10.3    Regional MPAS and WRF: Comparison and Evaluation

 

Chen, Ming, May Wong, Bill Skamarock, and Wei Wong, National Center for Atmospheric research

 

To evaluate the performance of regional MPAS relative to WRF, 72-hr simulations of regional MPAS are compared with WRF simulations over winter and spring periods using similar domains and configurations. In total 40 forecasts have performed using MPAS and WRF, and results of the two models are compared with each other and verified against GFS analyses. The physics schemes used in the two models are identical, and are components of the shared physics for WRF and MPAS. We find that the two models produce quite similar simulations. Statistically, spatial patterns of surface temperature, precipitation and wind fields are consistent between the two model simulations.

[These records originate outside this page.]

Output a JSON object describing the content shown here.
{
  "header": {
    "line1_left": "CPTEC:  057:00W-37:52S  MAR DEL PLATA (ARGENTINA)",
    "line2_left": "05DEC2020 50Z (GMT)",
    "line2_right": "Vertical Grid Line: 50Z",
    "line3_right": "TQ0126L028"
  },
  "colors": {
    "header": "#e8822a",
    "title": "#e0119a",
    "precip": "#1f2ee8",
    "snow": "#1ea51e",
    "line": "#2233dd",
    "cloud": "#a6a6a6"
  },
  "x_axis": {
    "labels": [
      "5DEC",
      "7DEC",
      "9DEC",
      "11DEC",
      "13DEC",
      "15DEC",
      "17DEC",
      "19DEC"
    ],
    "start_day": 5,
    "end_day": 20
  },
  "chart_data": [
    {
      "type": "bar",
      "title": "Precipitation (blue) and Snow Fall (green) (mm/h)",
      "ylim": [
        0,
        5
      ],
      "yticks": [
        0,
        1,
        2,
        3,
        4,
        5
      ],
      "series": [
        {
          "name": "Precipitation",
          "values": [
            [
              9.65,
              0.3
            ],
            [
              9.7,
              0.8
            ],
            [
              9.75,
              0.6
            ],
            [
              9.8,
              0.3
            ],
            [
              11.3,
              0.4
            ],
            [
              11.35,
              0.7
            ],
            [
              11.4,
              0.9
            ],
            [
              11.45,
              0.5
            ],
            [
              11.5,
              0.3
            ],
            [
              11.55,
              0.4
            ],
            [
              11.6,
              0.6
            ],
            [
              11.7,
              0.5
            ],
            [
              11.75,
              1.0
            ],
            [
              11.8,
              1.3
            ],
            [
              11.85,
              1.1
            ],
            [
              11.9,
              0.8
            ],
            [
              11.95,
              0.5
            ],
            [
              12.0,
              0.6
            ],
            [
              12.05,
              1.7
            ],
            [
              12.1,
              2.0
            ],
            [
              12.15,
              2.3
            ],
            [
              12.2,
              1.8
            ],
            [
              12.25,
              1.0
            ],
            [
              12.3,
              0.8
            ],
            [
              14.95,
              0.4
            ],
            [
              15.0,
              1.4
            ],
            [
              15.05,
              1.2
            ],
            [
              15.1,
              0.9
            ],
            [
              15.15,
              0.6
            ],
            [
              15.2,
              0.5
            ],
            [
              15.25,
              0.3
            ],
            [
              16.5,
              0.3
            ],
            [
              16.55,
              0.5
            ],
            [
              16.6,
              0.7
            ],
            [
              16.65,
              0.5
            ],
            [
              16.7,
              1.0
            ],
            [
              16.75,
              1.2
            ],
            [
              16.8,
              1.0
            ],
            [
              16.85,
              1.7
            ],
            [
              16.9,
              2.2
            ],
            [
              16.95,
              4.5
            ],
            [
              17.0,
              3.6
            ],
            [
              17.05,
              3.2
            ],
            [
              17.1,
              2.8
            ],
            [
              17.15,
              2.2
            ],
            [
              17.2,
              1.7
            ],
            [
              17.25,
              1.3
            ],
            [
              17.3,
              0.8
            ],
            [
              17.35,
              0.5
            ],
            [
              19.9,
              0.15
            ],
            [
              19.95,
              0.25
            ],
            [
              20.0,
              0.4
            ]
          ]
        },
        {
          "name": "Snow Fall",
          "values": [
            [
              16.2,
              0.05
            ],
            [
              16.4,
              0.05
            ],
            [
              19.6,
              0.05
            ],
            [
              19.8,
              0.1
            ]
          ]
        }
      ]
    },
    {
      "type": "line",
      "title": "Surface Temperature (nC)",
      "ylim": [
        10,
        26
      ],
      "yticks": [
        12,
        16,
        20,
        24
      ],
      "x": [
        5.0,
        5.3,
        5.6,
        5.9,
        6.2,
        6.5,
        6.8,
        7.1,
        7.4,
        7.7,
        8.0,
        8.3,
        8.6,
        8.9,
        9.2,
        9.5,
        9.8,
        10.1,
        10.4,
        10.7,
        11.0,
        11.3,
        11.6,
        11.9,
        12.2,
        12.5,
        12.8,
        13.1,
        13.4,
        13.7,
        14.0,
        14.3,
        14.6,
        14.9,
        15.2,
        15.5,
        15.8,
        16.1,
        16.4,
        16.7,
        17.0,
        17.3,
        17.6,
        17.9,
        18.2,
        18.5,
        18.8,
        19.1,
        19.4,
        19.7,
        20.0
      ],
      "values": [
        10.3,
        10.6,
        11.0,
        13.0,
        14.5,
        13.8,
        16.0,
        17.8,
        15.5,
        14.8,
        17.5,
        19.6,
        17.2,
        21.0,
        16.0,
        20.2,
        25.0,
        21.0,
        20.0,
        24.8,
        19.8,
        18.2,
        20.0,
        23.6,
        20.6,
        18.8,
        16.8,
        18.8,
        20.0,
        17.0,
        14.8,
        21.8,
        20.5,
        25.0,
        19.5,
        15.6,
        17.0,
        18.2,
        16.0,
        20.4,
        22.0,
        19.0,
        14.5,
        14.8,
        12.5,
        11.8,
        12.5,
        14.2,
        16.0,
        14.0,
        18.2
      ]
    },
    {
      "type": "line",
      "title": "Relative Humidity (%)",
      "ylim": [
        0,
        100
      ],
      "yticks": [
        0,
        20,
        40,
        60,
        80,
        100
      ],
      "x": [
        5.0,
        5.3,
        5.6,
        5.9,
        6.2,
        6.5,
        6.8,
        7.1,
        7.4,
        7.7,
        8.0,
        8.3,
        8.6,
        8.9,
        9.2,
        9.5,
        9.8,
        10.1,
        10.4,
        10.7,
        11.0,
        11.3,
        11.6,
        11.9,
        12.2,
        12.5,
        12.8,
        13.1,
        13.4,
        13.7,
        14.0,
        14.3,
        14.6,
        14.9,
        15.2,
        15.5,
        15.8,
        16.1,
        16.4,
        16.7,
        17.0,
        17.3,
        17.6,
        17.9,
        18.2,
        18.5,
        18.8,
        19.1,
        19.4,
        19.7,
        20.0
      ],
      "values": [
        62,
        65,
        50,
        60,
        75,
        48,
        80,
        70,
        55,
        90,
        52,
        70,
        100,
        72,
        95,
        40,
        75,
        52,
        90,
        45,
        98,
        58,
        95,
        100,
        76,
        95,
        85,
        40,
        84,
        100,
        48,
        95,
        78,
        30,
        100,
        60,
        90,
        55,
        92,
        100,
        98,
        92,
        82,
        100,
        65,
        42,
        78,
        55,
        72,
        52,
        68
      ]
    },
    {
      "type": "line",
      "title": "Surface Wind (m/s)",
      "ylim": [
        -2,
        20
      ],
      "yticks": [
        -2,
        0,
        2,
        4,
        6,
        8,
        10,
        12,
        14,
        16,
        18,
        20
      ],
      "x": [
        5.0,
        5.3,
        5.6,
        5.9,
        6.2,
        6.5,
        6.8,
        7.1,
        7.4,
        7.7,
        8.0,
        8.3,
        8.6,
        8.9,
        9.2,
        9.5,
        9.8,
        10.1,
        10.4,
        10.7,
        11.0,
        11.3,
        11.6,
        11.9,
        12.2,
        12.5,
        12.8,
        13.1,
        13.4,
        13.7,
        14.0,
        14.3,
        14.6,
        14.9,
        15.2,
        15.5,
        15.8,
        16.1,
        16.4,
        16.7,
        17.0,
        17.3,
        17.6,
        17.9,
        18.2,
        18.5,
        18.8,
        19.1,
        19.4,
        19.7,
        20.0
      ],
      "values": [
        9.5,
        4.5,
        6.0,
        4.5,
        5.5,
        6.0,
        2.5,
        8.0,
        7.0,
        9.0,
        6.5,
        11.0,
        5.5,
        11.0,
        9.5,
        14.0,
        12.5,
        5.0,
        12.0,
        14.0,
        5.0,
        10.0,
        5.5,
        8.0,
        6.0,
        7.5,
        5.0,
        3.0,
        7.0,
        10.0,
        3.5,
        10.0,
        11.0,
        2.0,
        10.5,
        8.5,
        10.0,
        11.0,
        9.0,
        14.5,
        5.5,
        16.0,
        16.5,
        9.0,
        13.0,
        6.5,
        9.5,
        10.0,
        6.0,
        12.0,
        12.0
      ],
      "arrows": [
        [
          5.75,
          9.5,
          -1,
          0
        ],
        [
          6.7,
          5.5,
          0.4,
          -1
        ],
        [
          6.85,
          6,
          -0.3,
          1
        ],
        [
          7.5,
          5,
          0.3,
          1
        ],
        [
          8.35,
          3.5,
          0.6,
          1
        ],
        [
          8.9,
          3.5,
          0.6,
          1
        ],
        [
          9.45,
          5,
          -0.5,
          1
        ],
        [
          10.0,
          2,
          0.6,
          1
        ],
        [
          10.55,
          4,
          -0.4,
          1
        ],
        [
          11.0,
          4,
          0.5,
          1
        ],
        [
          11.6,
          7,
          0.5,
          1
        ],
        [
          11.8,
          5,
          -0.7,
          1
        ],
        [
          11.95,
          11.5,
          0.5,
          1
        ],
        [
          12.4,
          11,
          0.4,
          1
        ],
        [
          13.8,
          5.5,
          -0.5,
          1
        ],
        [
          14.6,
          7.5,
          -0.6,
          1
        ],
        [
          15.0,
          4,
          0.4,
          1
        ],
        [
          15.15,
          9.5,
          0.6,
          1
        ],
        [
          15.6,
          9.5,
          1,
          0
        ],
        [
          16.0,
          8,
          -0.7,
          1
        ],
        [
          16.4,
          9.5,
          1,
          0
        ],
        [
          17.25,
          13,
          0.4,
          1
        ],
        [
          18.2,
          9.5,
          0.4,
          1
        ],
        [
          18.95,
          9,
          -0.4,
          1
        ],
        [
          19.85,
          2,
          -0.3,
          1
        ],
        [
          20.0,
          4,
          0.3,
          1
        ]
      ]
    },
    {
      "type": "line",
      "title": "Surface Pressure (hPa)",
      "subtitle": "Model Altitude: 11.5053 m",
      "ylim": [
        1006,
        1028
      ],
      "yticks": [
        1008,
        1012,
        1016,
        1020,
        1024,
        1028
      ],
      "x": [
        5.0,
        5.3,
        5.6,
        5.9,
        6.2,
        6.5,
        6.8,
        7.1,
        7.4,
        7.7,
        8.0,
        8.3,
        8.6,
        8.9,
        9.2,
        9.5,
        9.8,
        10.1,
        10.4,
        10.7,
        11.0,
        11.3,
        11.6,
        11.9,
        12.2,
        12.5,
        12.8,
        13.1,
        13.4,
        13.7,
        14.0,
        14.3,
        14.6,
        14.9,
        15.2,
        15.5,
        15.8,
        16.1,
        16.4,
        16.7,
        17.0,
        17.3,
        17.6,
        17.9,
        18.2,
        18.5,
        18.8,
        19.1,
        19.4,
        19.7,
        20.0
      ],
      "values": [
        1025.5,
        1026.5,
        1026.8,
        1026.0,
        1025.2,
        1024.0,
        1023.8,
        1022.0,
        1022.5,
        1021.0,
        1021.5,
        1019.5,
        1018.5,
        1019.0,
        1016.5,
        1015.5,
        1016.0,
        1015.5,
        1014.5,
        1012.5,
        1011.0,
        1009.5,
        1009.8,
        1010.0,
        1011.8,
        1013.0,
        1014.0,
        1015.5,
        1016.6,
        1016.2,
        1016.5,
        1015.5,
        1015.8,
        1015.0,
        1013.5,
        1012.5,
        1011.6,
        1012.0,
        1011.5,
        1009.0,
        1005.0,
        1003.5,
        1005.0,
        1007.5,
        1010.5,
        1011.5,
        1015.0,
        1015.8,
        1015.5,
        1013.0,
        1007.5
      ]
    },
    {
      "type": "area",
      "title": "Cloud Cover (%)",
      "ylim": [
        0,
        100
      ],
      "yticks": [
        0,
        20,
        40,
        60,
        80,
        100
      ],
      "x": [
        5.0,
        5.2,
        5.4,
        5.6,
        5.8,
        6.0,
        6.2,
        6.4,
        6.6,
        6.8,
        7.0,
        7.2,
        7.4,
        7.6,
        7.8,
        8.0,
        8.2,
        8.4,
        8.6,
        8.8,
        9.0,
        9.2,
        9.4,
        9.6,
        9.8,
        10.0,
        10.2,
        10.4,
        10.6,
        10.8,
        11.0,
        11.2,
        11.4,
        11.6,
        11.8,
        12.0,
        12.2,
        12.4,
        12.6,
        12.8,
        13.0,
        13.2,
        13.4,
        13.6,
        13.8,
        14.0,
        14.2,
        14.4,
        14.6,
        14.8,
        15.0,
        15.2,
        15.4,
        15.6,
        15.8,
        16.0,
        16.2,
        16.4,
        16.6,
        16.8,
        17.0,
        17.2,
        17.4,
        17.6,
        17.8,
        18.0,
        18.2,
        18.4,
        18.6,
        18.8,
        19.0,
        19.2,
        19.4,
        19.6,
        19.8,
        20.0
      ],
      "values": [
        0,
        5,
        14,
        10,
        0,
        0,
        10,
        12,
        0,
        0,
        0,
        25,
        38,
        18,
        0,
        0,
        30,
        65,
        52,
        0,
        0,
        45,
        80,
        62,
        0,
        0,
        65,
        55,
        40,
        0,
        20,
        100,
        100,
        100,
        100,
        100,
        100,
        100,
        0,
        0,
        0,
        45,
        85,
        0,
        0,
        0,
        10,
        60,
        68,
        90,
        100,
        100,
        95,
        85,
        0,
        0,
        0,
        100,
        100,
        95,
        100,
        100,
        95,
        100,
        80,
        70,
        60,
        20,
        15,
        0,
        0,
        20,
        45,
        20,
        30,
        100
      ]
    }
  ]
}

Vertical distributions of deviations of temperature and water vapor content from the GFS analysis also have similar patterns. Skill scores of precipitation simulation by MPAS and WRF are computed. A strong winter storm case shows that the performance of the two models is similar for this strong winter storm. Precipitation simulations over the Great Lakes region, where the storm swept across, are compared. Both models can well reproduce the spatial distribution of total amount of precipitation during the storm process; time series of domain-average precipitation indicates that the two models yield consistent evolution of the storm process.